Revista Encontro

Cidadania

Casais gays ainda enfrentam discriminação para demonstrar afeto em público

Segundo os casais homoafetivos ouvidos pela reportagem, muitas pessoas olham estranho quando saem nas ruas de mãos dadas ou levam os filhos para passear

Chegar à rua de casa de mãos dadas, passear abraçadas no shopping ou tomar uma cerveja no bar da esquina, trocando beijos e olhares no fim do expediente, são situações que fazem parte da rotina de muitos casais heterossexuais.
Porém, quando querem fazer coisas simples como essas, Mara Vargas e Ana Paula Vargas, casadas e moradoras de Duque de Caxias, na Baixada Fluminense, viajam mais de 30 quilômetros para se sentir mais à vontade, na orla da zona sul do Rio. No lugar onde moram, evitam "se expor".

"A gente gosta de sair para dançar, em boate LGBT , para curtir e beber. Em qualquer outro lugar, não vai ser a mesma coisa.

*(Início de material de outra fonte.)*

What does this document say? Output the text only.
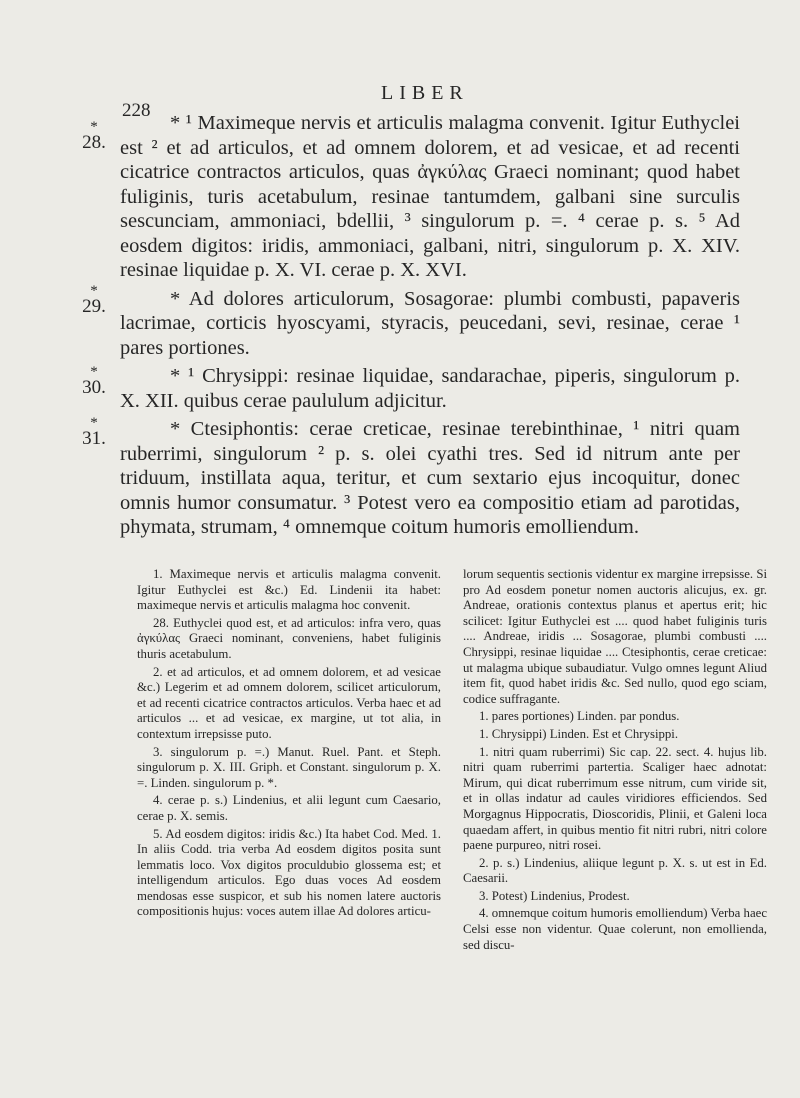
LIBER
228
*
28.

* ¹ Maximeque nervis et articulis malagma convenit. Igitur Euthyclei est ² et ad articulos, et ad omnem dolorem, et ad vesicae, et ad recenti cicatrice contractos articulos, quas ἀγκύλας Graeci nominant; quod habet fuliginis, turis acetabulum, resinae tantumdem, galbani sine surculis sescunciam, ammoniaci, bdellii, ³ singulorum p. =. ⁴ cerae p. s. ⁵ Ad eosdem digitos: iridis, ammoniaci, galbani, nitri, singulorum p. X. XIV. resinae liquidae p. X. VI. cerae p. X. XVI.

*
29.	* Ad dolores articulorum, Sosagorae: plumbi combusti, papaveris lacrimae, corticis hyoscyami, styracis, peucedani, sevi, resinae, cerae ¹ pares portiones.

*
30.

* ¹ Chrysippi: resinae liquidae, sandarachae, piperis, singulorum p. X. XII. quibus cerae paululum adjicitur.

*
31.	* Ctesiphontis: cerae creticae, resinae terebinthinae, ¹ nitri quam ruberrimi, singulorum ² p. s. olei cyathi tres. Sed id nitrum ante per triduum, instillata aqua, teritur, et cum sextario ejus incoquitur, donec omnis humor consumatur. ³ Potest vero ea compositio etiam ad parotidas, phymata, strumam, ⁴ omnemque coitum humoris emolliendum.

1. Maximeque nervis et articulis malagma convenit. Igitur Euthyclei est &c.) Ed. Lindenii ita habet: maximeque nervis et articulis malagma hoc convenit.

28. Euthyclei quod est, et ad articulos: infra vero, quas ἀγκύλας Graeci nominant, conveniens, habet fuliginis thuris acetabulum.

2. et ad articulos, et ad omnem dolorem, et ad vesicae &c.) Legerim et ad omnem dolorem, scilicet articulorum, et ad recenti cicatrice contractos articulos. Verba haec et ad articulos ... et ad vesicae, ex margine, ut tot alia, in contextum irrepsisse puto.

3. singulorum p. =.) Manut. Ruel. Pant. et Steph. singulorum p. X. III. Griph. et Constant. singulorum p. X. =. Linden. singulorum p. *.

4. cerae p. s.) Lindenius, et alii legunt cum Caesario, cerae p. X. semis.

5. Ad eosdem digitos: iridis &c.) Ita habet Cod. Med. 1. In aliis Codd. tria verba Ad eosdem digitos posita sunt lemmatis loco. Vox digitos proculdubio glossema est; et intelligendum articulos. Ego duas voces Ad eosdem mendosas esse suspicor, et sub his nomen latere auctoris compositionis hujus: voces autem illae Ad dolores articu-

lorum sequentis sectionis videntur ex margine irrepsisse. Si pro Ad eosdem ponetur nomen auctoris alicujus, ex. gr. Andreae, orationis contextus planus et apertus erit; hic scilicet: Igitur Euthyclei est .... quod habet fuliginis turis .... Andreae, iridis ... Sosagorae, plumbi combusti .... Chrysippi, resinae liquidae .... Ctesiphontis, cerae creticae: ut malagma ubique subaudiatur. Vulgo omnes legunt Aliud item fit, quod habet iridis &c. Sed nullo, quod ego sciam, codice suffragante.

1. pares portiones) Linden. par pondus.

1. Chrysippi) Linden. Est et Chrysippi.

1. nitri quam ruberrimi) Sic cap. 22. sect. 4. hujus lib. nitri quam ruberrimi partertia. Scaliger haec adnotat: Mirum, qui dicat ruberrimum esse nitrum, cum viride sit, et in ollas indatur ad caules viridiores efficiendos. Sed Morgagnus Hippocratis, Dioscoridis, Plinii, et Galeni loca quaedam affert, in quibus mentio fit nitri rubri, nitri colore paene purpureo, nitri rosei.

2. p. s.) Lindenius, aliique legunt p. X. s. ut est in Ed. Caesarii.

3. Potest) Lindenius, Prodest.

4. omnemque coitum humoris emolliendum) Verba haec Celsi esse non videntur. Quae colerunt, non emollienda, sed discu-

Do jeito que está a violência hoje em dia, às vezes, é preferível nem sair", diz Mara, que completa, junto com Ana Paula, um ano de casada em dezembro.

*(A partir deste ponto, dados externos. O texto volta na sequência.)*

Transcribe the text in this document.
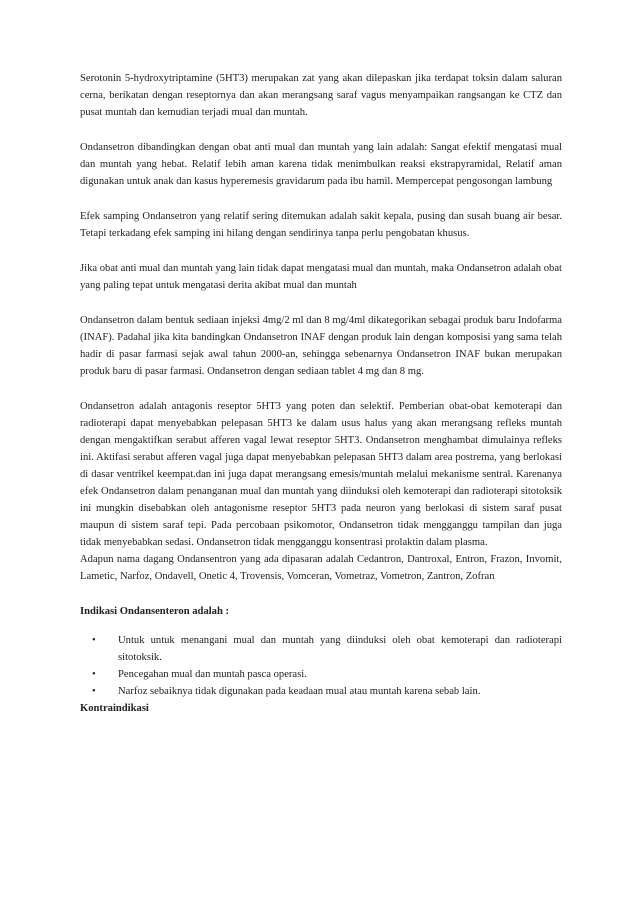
Serotonin 5-hydroxytriptamine (5HT3) merupakan zat yang akan dilepaskan jika terdapat toksin dalam saluran cerna, berikatan dengan reseptornya dan akan merangsang saraf vagus menyampaikan rangsangan ke CTZ dan pusat muntah dan kemudian terjadi mual dan muntah.

Ondansetron dibandingkan dengan obat anti mual dan muntah yang lain adalah: Sangat efektif mengatasi mual dan muntah yang hebat. Relatif lebih aman karena tidak menimbulkan reaksi ekstrapyramidal, Relatif aman digunakan untuk anak dan kasus hyperemesis gravidarum pada ibu hamil. Mempercepat pengosongan lambung

Efek samping Ondansetron yang relatif sering ditemukan adalah sakit kepala, pusing dan susah buang air besar. Tetapi terkadang efek samping ini hilang dengan sendirinya tanpa perlu pengobatan khusus.

Jika obat anti mual dan muntah yang lain tidak dapat mengatasi mual dan muntah, maka Ondansetron adalah obat yang paling tepat untuk mengatasi derita akibat mual dan muntah

Ondansetron dalam bentuk sediaan injeksi 4mg/2 ml dan 8 mg/4ml dikategorikan sebagai produk baru Indofarma (INAF). Padahal jika kita bandingkan Ondansetron INAF dengan produk lain dengan komposisi yang sama telah hadir di pasar farmasi sejak awal tahun 2000-an, sehingga sebenarnya Ondansetron INAF bukan merupakan produk baru di pasar farmasi. Ondansetron dengan sediaan tablet 4 mg dan 8 mg.

Ondansetron adalah antagonis reseptor 5HT3 yang poten dan selektif. Pemberian obat-obat kemoterapi dan radioterapi dapat menyebabkan pelepasan 5HT3 ke dalam usus halus yang akan merangsang refleks muntah dengan mengaktifkan serabut afferen vagal lewat reseptor 5HT3. Ondansetron menghambat dimulainya refleks ini. Aktifasi serabut afferen vagal juga dapat menyebabkan pelepasan 5HT3 dalam area postrema, yang berlokasi di dasar ventrikel keempat.dan ini juga dapat merangsang emesis/muntah melalui mekanisme sentral. Karenanya efek Ondansetron dalam penanganan mual dan muntah yang diinduksi oleh kemoterapi dan radioterapi sitotoksik ini mungkin disebabkan oleh antagonisme reseptor 5HT3 pada neuron yang berlokasi di sistem saraf pusat maupun di sistem saraf tepi. Pada percobaan psikomotor, Ondansetron tidak mengganggu tampilan dan juga tidak menyebabkan sedasi. Ondansetron tidak mengganggu konsentrasi prolaktin dalam plasma.

Adapun nama dagang Ondansentron yang ada dipasaran adalah Cedantron, Dantroxal, Entron, Frazon, Invomit, Lametic, Narfoz, Ondavell, Onetic 4, Trovensis, Vomceran, Vometraz, Vometron, Zantron, Zofran

Indikasi Ondansenteron adalah :

•	Untuk untuk menangani mual dan muntah yang diinduksi oleh obat kemoterapi dan radioterapi sitotoksik.
•	Pencegahan mual dan muntah pasca operasi.
•	Narfoz sebaiknya tidak digunakan pada keadaan mual atau muntah karena sebab lain.

Kontraindikasi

Mesmo com os direitos garantidos civilmente, casais homoafetivos muitas vezes enfrentam constrangimentos e inseguranças na hora de demonstrar publicamente os sentimentos, o que a Justiça já resguardou. "Embora já se tenha um reconhecimento civil, formal e burocrático, existe preconceito muito forte que inviabiliza que essas pessoas tenham tranquilidade para manifestar seu afeto e falar disso abertamente", explica a psicóloga Daniela Murta, assessora de Saúde da Coordenadoria de Diversidade Sexual da Prefeitura do Rio de Janeiro.

"Nem sempre é a homofobia da agressão física, embora um dos motivos seja o risco de isso acontecer. Um beijo, um carinho, às vezes, são vistos como falta de respeito por quem está em torno. Eles não reproduzem o preconceito contra si mesmos e, sim, respondem a um preconceito ao qual são submetidos.
Se você está em uma situação em que se considera vulnerável, não vai se expor", analisa Daniela. "As pessoas têm direito à livre manifestação do afeto, e esse é um reconhecimento que ainda não foi introjetado por toda a sociedade."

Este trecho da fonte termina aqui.